CoreDNS pods DNS resolution issue

Mohan P Edala
3 min readOct 21, 2019

--

Hey All I wanted to share my story about the recent dns issue which we faced.

Root cause: There was a minor network glitch which caused interruption between the cluster and DNS server which led to dns resolution timeout

Error:

[ERROR] plugin/errors: 2 svc-example.example-prod.svc.cluster.local.exmaple.com. A: unreachable backend: read udp : i/o timeout
[ERROR] plugin/errors: 2 master01.example.com. A: unreachable backend: read udp x.x.x.x:36063->x.x.x.x:53: i/o timeout
[ERROR] plugin/errors: 2 master02.example.com. A: unreachable backend: read udp x.x.x.x:36063->x.x.x.x:53: i/o timeout
[ERROR] plugin/errors: 2 master03.example.com. A: unreachable backend: read udp x.x.x.x:36063->x.x.x.x:53: i/o timeout
[ERROR] plugin/errors: 2 node1.example.com. A: unreachable backend: read udp x.x.x.x:36063->x.x.x.x:53: i/o timeout
[ERROR] plugin/errors: 2 node2.example.com. A: unreachable backend: read udp x.x.x.x:36063->x.x.x.x:53: i/o timeout

CoreDNS fail to resolve internal and external names(external: redis, splunk, etc) (internal: masters, nodes, svc, pods, etc)

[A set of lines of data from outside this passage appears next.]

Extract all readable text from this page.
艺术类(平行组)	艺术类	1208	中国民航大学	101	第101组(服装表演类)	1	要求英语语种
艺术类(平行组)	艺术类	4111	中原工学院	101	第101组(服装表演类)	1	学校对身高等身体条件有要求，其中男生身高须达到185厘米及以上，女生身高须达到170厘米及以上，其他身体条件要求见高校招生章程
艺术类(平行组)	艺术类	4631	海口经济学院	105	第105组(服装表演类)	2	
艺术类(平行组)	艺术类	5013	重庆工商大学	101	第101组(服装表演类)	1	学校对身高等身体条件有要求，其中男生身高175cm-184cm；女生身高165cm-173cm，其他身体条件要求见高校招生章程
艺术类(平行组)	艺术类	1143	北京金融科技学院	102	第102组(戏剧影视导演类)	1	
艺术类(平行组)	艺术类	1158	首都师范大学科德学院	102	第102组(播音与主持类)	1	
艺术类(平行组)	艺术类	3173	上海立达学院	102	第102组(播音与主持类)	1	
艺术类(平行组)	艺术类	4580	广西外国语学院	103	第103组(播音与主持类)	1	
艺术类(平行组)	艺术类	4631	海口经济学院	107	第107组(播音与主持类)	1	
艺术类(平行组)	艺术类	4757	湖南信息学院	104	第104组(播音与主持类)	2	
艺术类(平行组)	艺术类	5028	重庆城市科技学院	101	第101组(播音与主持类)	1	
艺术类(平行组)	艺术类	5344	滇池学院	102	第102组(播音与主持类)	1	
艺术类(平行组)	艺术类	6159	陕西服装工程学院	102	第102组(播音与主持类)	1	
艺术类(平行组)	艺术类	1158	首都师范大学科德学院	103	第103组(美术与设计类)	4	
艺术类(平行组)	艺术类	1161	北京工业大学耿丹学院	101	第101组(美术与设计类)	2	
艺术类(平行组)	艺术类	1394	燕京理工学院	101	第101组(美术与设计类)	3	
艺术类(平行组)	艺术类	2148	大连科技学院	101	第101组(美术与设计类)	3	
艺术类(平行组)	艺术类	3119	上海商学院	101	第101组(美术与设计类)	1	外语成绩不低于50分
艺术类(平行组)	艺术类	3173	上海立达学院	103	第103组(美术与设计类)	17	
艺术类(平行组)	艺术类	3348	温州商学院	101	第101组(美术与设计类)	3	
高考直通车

As part of troubleshooting we started using busyboxto see if the dns resolution is happening as expected or not.

kubectl run -it --rm --restart=Never --image=busybox busybox

Run the below nslookup command

/ # nslookup kubernetes.default.svc.cluster.localOutput:Server:         10.96.0.10
Address: 10.96.0.10#53
*** Can't find kubernetes.default.svc.cluster.local: No answer

But the output seems to be showing that the resolution is not happening as expected. we suspected that something went bad with CoreDNS pods.

Then we came to know that some times busybox cannot do the proper dns resolution as the dns tools

so we spun a new pod which has the dns tools

kubectl run -it --rm --restart=Never --image=infoblox/dnstools:latest dnstools

Run the below nslookup command.

dnstools# nslookup kubernetes.default.svc.cluster.localOutput:Server:  10.96.0.10
Address: 10.96.0.10#53
Name: kubernetes.default.svc.cluster.local
Address: 10.96.0.1

The above output shows that dns resolution is happening.

But even after the network issue was resolved the issue in CoreDNS pods still exists.

Identifying the Issue

Our investigation into the DNS resolution issue unfolded as follows:

  • Monitoring with Datadog: Upon receiving the Alerts , we focused on CPU and memory utilization across Kubernetes nodes.
  • Detecting Abnormal Compute Usage: Datadog revealed an anomaly in CPU consumption on one of the nodes hosting CoreDNS pods. This unusual spike indicated that CoreDNS was monopolizing CPU resources, potentially starving other critical processes.
  • Verification on the VM: To delve deeper, we accessed the affected VM directly. Here, we observed that the number of CoreDNS child processes had reached its maximum limit, indicating a resource exhaustion issue.

Mitigation Steps:

  • Restarting the Pod: As an immediate measure, we restarted the CoreDNS pod. Scheduler scheduled the pod in a new node, thereby resuming the dns calls in the cluster.
  • Removing the Starving Node: Subsequently, we decommissioned the node experiencing resource starvation from the Kubernetes cluster. This step prevented further disruptions and ensured other pods continued to operate smoothly.

--

--